Location: Harry K. Dupree Stuttgart National Aquaculture Research Cntr
Project Number: 6028-31630-009-003-R
Project Type: Reimbursable Cooperative Agreement
Start Date: Oct 1, 2019
End Date: Jul 31, 2021
Objective:
Objective 1: Produce catfish Interleukin-22 gene (cfIL-22) fusion protein variants using a plant-based expression platform and develop assays for establishing protein activity.
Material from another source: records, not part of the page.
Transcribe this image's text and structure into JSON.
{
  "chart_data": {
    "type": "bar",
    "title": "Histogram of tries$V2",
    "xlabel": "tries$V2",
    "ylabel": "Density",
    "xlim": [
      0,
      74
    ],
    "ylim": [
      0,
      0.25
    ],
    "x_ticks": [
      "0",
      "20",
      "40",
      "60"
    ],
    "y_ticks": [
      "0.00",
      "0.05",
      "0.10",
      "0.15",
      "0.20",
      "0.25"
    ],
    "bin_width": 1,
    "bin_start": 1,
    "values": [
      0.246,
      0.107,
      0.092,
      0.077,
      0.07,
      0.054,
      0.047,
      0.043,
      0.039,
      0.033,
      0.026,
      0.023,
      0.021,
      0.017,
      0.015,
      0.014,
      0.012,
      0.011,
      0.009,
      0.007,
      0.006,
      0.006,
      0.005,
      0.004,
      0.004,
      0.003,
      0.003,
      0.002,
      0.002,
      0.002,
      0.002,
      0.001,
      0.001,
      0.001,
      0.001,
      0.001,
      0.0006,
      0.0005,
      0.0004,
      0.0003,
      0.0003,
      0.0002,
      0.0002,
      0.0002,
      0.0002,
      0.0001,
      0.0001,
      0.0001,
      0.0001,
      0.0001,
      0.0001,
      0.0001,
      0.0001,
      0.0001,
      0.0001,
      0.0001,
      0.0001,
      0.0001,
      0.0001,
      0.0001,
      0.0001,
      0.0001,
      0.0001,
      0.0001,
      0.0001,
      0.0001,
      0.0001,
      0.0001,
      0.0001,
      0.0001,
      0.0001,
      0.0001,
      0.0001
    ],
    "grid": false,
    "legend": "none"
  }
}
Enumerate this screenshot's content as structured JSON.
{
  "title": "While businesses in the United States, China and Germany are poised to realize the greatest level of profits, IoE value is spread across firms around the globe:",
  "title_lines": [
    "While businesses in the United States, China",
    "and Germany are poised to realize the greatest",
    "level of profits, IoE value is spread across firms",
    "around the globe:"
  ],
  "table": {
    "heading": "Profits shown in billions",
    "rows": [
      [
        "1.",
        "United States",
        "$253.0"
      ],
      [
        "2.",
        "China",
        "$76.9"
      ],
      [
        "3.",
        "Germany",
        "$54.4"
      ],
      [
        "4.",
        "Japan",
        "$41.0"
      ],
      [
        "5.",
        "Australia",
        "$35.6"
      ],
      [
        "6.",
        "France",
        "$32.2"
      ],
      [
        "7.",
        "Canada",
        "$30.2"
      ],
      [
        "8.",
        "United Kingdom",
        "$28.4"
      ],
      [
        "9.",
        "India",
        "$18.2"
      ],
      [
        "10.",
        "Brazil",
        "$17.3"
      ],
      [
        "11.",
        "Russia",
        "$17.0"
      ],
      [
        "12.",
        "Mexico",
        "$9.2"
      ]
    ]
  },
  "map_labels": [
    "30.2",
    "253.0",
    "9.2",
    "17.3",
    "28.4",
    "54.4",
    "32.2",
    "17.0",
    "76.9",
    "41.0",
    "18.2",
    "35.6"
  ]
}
Objective 2: To characterize the in vitro activity of cfIL-22 using catfish primary cells from the gill and skin. Objective 3: Evaluate the ability of the cfIL-22 as a therapeutant to protect catfish in two disease challenge models.
Approach:
Approach for Objective 1: To establish the bioactivity of recombinant catfish IL-22 constructs. Previously developed constructs for cfIL-22 and cfIL-22:protein tag fusions will be used in the study. These IL-22 constructs will be expressed in a plant-based vector and tested for activity as it is not known a priori the impacts of fusion tags on protein expression or function. Bioassays will be performed in established fish cell line channel catfish ovary fibroblasts. Approach for Objective 2: To establish the function of cfIL-22 in gill and skin primary cells. In mammalian systems, IL-22 has been shown to have activity in expression and secretion of antimicrobial peptides (AMPs); expression and secretion of tissue repair proteins (TRPs); and activation of the Signal Transducer and Activator of Transcription 3 (STAT3) cell signaling pathway. Thus we will examine activity of cfIL-22 on AMPs, TRPS and STAT3 using fish gill and skin primary cells and methods generated in Objective 1. Approach for Objective 3: To examine cfIL-22 construct in a diseased animal model as potential therapeutant. An Ichthyophthirius multifiliis challenge will be performed to establish cfIL-22 activity in active wound healing. A second disease challenge will be performed using Flavobacterium columnare to test the antimicrobial activity of cfIL-22. The cfIL-22 construct will be administered at times throughout the challenge deemed most beneficial. In both challenges, mucosal tissues will be sampled over time-course of infection with and without cfIL-22 treatment and RNA sequencing performed to evaluate activation or suppression of gene networks and pathways important with cfIL-22 stimulation.